Accordi e disaccordi viaggiano sulla medesima lunghezza d’onda esistenziale, quasi a voler dimostrare l’imprescindibile varietà di un moto perpetuo capace di confermare, smentire e rinsaldare determinate certezze in nome della più pura e semplice verità. Tuttavia, tale adagio – che ben si presta anche ad altre tipologie di scenari – non sempre trova i favori dell’interlocuzione critica; anzi, spesso e volentieri, si muta in un gravoso innesco foriero di stravolgimenti e perdite ad ampio respiro che, come nel caso di Hong Kong e della sua rivolta, raggiungono derive raccapriccianti.

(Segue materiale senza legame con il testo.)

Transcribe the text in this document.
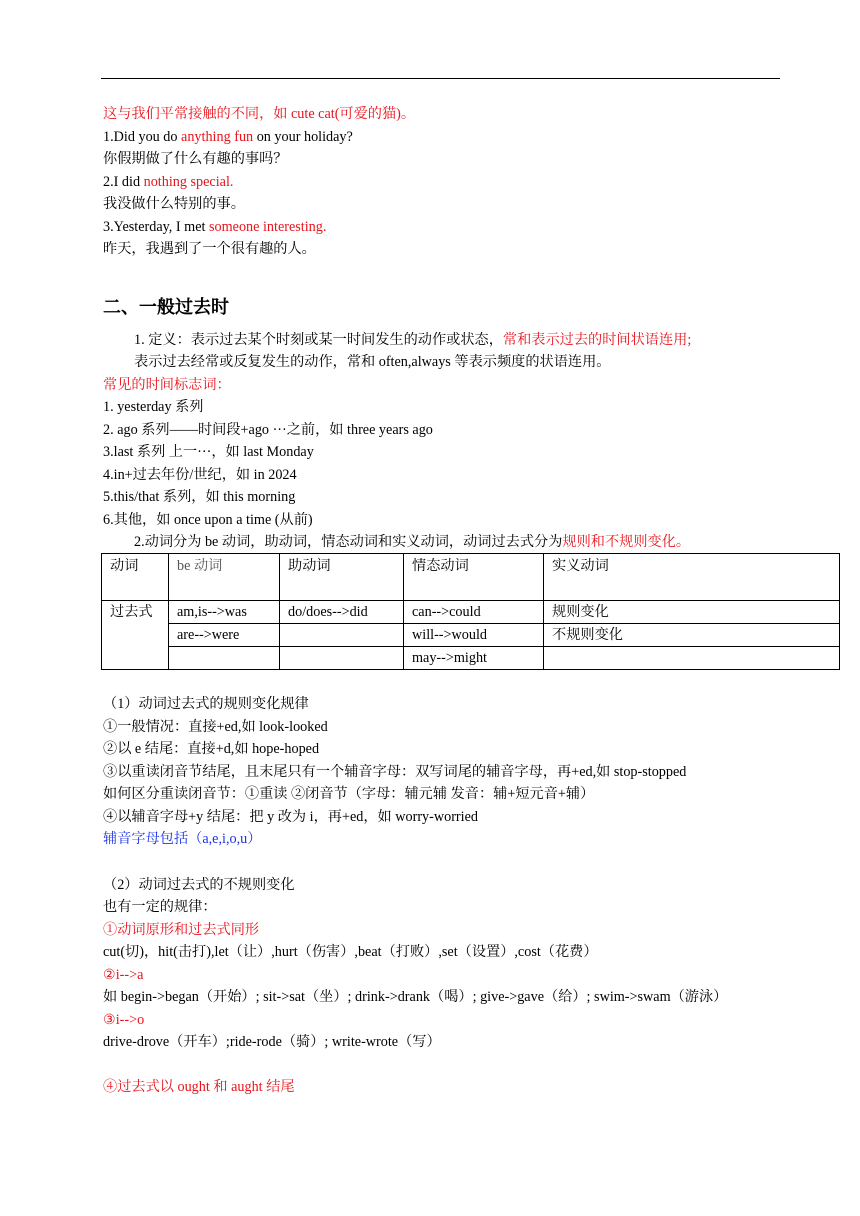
这与我们平常接触的不同，如 cute cat(可爱的猫)。
1.Did you do anything fun on your holiday?
你假期做了什么有趣的事吗？
2.I did nothing special.
我没做什么特别的事。
3.Yesterday, I met someone interesting.
昨天，我遇到了一个很有趣的人。
二、一般过去时
1. 定义：表示过去某个时刻或某一时间发生的动作或状态，常和表示过去的时间状语连用;
表示过去经常或反复发生的动作，常和 often,always 等表示频度的状语连用。
常见的时间标志词：
1. yesterday 系列
2. ago 系列——时间段+ago ···之前，如 three years ago
3.last 系列 上一···，如 last Monday
4.in+过去年份/世纪，如 in 2024
5.this/that 系列，如 this morning
6.其他，如 once upon a time (从前)
2.动词分为 be 动词，助动词，情态动词和实义动词，动词过去式分为规则和不规则变化。
动词	be 动词	助动词	情态动词	实义动词
过去式	am,is-->was	do/does-->did	can-->could	规则变化
	are-->were		will-->would	不规则变化
			may-->might	
（1）动词过去式的规则变化规律
①一般情况：直接+ed,如 look-looked
②以 e 结尾：直接+d,如 hope-hoped
③以重读闭音节结尾，且末尾只有一个辅音字母：双写词尾的辅音字母，再+ed,如 stop-stopped
如何区分重读闭音节：①重读 ②闭音节（字母：辅元辅 发音：辅+短元音+辅）
④以辅音字母+y 结尾：把 y 改为 i，再+ed，如 worry-worried
辅音字母包括（a,e,i,o,u）
（2）动词过去式的不规则变化
也有一定的规律：
①动词原形和过去式同形
cut(切)，hit(击打),let（让）,hurt（伤害）,beat（打败）,set（设置）,cost（花费）
②i-->a
如 begin->began（开始）; sit->sat（坐）; drink->drank（喝）; give->gave（给）; swim->swam（游泳）
③i-->o
drive-drove（开车）;ride-rode（骑）; write-wrote（写）
④过去式以 ought 和 aught 结尾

Hong Kong: cronaca di una rivolta annunciata

La crisi della regione amministrativa speciale della Cina dura da cinque mesi. A far scoccare la scintilla della protesta è stato un emendamento alla legge sull’estradizione che, qualora fosse stato approvato dal Parlamento, avrebbe dato il via libera ai processi nella Cina continentale per i cittadini accusati di alcuni crimini gravi come stupro e omicidio. Un’autentica innovazione, visto e considerato che a Hong Kong vige l’estradizione basata su accordi bilaterali con venti paesi; tra questi, però, non figurano né la Cina continentale, né Macao, né Taiwan.

La patria delle lingue formosane ha ispirato, insindacabilmente, l’elaborazione dell’emendamento in questione poiché scenario di un omicidio – da parte di un 19enne originario di Hong Kong – risalente al febbraio del 2018. Trovatasi dinanzi all’opposizione della predetta legge, è stata invocata una proposta di modifica della stessa capace di accendere gli animi, in primis quelli dei movimenti per i diritti umani. Stando, infatti, a quanto sostengono quest’ultimi, l’emendamento sarebbe una manovra di facciata per consentire a Pechino di mettere a tacere i suoi “oppositori politici” adottando accuse false. Il 12 giugno sono iniziati, così, i primi scontri tra polizia e manifestanti; e la guerriglia urbana che ne è seguita ha attratto l’attenzione dei media internazionali, attenti a documentare la lunga scia di sangue e violenza che ha provocato centinaia di feriti e ben due morti.

Le ripercussioni politiche ed economiche

Lo scorso 24 ottobre, la governatrice di Hong Kong Carrie Lam (complice, molto probabilmente, anche un drastico calo del consenso popolare) ha deciso di ritirare in maniera formale l’emendamento sull’estradizione. Una mossa in grado di smuovere persino il presidente Xi Jinping, il quale ha dichiarato che la rivolta in atto rappresenta un crimine radicale e violento votato a scompaginare l’ordine sociale. Ad ogni modo, saranno le imminenti elezioni per scegliere i nuovi rappresentanti dei consigli distrettuali a delineare ulteriormente la situazione. Ad alcuni candidati pro-democrazia (come l’attivista Joshua Wong) è stato impedito di candidarsi; ragion per cui, serpeggia un enorme timore che potrebbe condurre all’annullamento, o al rinvio, delle elezioni a data da destinarsi.

Per quanto riguarda, invece, il lato economico, Hong Kong è in piena recessione. Tutti i dati sono in negativo, con un calo del turismo stimato intorno al 40% e una previsione della contrazione del PIL pari all’1,3%. Una panoramica preoccupante per la quarta piazza finanziaria del mondo, dove i grandi brand si leccano le ferite e corrono ai ripari. Gli Stati Uniti, da par loro, restano alla finestra, aspettando il momento opportuno per far valere il proprio potenziale capitalistico attraverso il noto spessore retorico da salvatore autoreferenziale. Insomma, un mosaico ad alta tensione in cui la guerra dei poveri sembra, come di consueto, l’indicatore più suscettibile a poche variazioni di sorta. D’altro canto, cedere un po’ di sé per il bene comune è una merce in via di estinzione. E soltanto chi è dotato di grande sensibilità può recepire appieno cosa significhi allargando empaticamente la propria sfera valoriale.